Ashbery and Japanese Art

Ashbery on Hokusai

As an art critic for the Paris edition of the New York Herald Tribune, Ashbery reviewed a new and marvelous exhibit of Hokusai images on January 11, 1961.  Calling Hokusai “that extraordinary genius,” he concluded that not only had Hokusai influenced French Impressionists, but also that contemporary artists would “do well to study the innovations of Hokusai.”  In another review a year later of “Four Shows of Oriental Art” (December 12, 1962), Ashbery explained his interest in Japanese scenes further: “the poetry and painting not only complement each other, but form a single entity, delicate and tragic in feeling.”

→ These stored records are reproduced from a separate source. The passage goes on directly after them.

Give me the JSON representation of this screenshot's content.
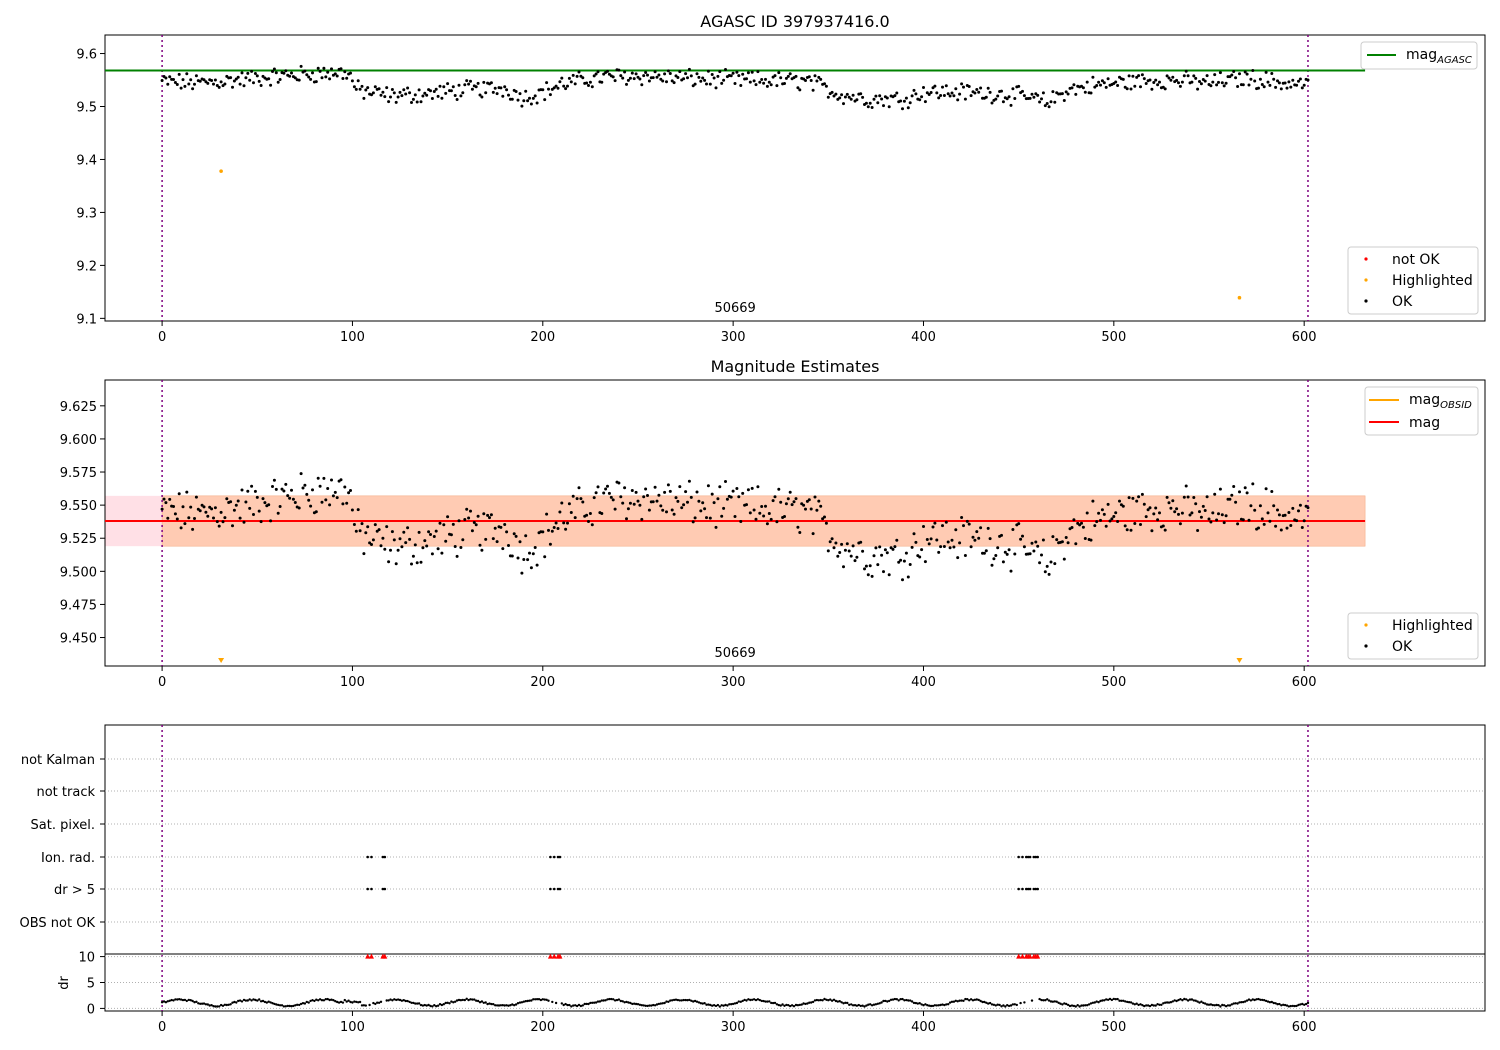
{
  "chart_data": [
    {
      "type": "scatter",
      "title": "AGASC ID 397937416.0",
      "xlim": [
        -30,
        695
      ],
      "ylim": [
        9.095,
        9.635
      ],
      "xticks": [
        "0",
        "100",
        "200",
        "300",
        "400",
        "500",
        "600"
      ],
      "yticks": [
        "9.1",
        "9.2",
        "9.3",
        "9.4",
        "9.5",
        "9.6"
      ],
      "grid": false,
      "vlines": [
        0,
        602
      ],
      "hline": {
        "y": 9.568,
        "label": "mag_AGASC",
        "color": "#008000"
      },
      "obsid_text": {
        "label": "50669",
        "x": 300
      },
      "series": [
        {
          "name": "not OK",
          "color": "#ff0000",
          "points": []
        },
        {
          "name": "Highlighted",
          "color": "#ffa500",
          "points": [
            [
              31,
              9.378
            ],
            [
              566,
              9.139
            ]
          ]
        },
        {
          "name": "OK",
          "color": "#000000",
          "description": "~600 points, x 0-602, y 9.49-9.59 tracking the mag trace"
        }
      ],
      "legend_top": {
        "placement": "upper right",
        "entries": [
          {
            "label": "mag",
            "sub": "AGASC",
            "color": "#008000"
          }
        ]
      },
      "legend_bottom": {
        "placement": "lower right",
        "entries": [
          "not OK",
          "Highlighted",
          "OK"
        ]
      }
    },
    {
      "type": "scatter",
      "title": "Magnitude Estimates",
      "xlim": [
        -30,
        695
      ],
      "ylim": [
        9.4285,
        9.6445
      ],
      "xticks": [
        "0",
        "100",
        "200",
        "300",
        "400",
        "500",
        "600"
      ],
      "yticks": [
        "9.450",
        "9.475",
        "9.500",
        "9.525",
        "9.550",
        "9.575",
        "9.600",
        "9.625"
      ],
      "grid": false,
      "vlines": [
        0,
        602
      ],
      "mag_line": {
        "y": 9.538,
        "x_end": 632,
        "color": "#ff0000"
      },
      "band_inner": {
        "y0": 9.519,
        "y1": 9.557,
        "x_end": 632,
        "color": "#ffcbb3"
      },
      "band_outer": {
        "y0": 9.519,
        "y1": 9.557,
        "x0": -30,
        "x_end": 632,
        "color": "#ffe0e6"
      },
      "obsid_text": {
        "label": "50669",
        "x": 300
      },
      "highlight_markers": [
        31,
        566
      ],
      "legend_top": {
        "placement": "upper right",
        "entries": [
          {
            "label": "mag",
            "sub": "OBSID",
            "color": "#ffa500"
          },
          {
            "label": "mag",
            "sub": "",
            "color": "#ff0000"
          }
        ]
      },
      "legend_bottom": {
        "placement": "lower right",
        "entries": [
          "Highlighted",
          "OK"
        ]
      },
      "series": [
        {
          "name": "Highlighted",
          "color": "#ffa500"
        },
        {
          "name": "OK",
          "color": "#000000"
        }
      ]
    },
    {
      "type": "scatter",
      "title": "",
      "xlim": [
        -30,
        695
      ],
      "xticks": [
        "0",
        "100",
        "200",
        "300",
        "400",
        "500",
        "600"
      ],
      "vlines": [
        0,
        602
      ],
      "flag_rows": [
        "not Kalman",
        "not track",
        "Sat. pixel.",
        "Ion. rad.",
        "dr > 5",
        "OBS not OK"
      ],
      "flag_points": {
        "Ion. rad.": [
          108,
          110,
          116,
          117,
          204,
          206,
          208,
          209,
          450,
          452,
          454,
          455,
          456,
          458,
          459,
          460
        ],
        "dr > 5": [
          108,
          110,
          116,
          117,
          204,
          206,
          208,
          209,
          450,
          452,
          454,
          455,
          456,
          458,
          459,
          460
        ]
      },
      "dr_panel": {
        "ylabel": "dr",
        "ylim": [
          -0.5,
          10.5
        ],
        "yticks": [
          "0",
          "5",
          "10"
        ],
        "clipped_red_x": [
          108,
          110,
          116,
          117,
          204,
          206,
          208,
          209,
          450,
          452,
          454,
          455,
          456,
          458,
          459,
          460
        ]
      }
    }
  ]
}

Collected over more than a decade, discovered in at least a half-dozen different antique stores and stalls in three different countries (England, France and the United States), John Ashbery’s collection of framed images by the two greatest Japanese landscape artists, Katsushika Hokusai (1760-1849) and Utagawa (or Andō) Hiroshige (1797-1858), are displayed on the grasscloth walls of the Center Hall, extending up the main staircase.    

Both artists were born in Edo (now called Tokyo) and painted scenes from nature onto woodblocks that were then reproduced (a single woodblock could produce as many as 10,000 prints).  Although drawn to similar scenes, they otherwise worked in very different styles.  While Hokusai’s “proud and lonely” pictures suggest “a theater scene,” Hiroshige’s works, on the other hand, are more intimate and melancholy.  As Japanese art historian, Muneshige Narazaki, explains, Hiroshige’s works, often called ukiyo-e, which means “literally ‘floating-world pictures,’” almost always conjure a mood:

Hiroshige is at his best in depicting the beauty of a landscape, whether peopled or not, as it appears in snow, rain, mist and the like…he was the first artist to give full expression in print form to the Japanese awareness of the mingled sadness and beauty of life. (from Hiroshige: The 53 Stations of the Tōkāidō)

Ashbery’s collection of prints highlights some connections between these two quite distinct artists.  The two Hokusai scenes—of a bird and the moon—are precise and stark.  In many of the Hiroshige scenes, on the other hand, people gather and socialize, but we are reminded of the ephemerality of life by the looming, majestic snowy mountain in the distance or the river that surrounds them. 

Ashbery also owns two Hiroshige triptychs, which are displayed in his New York City apartment.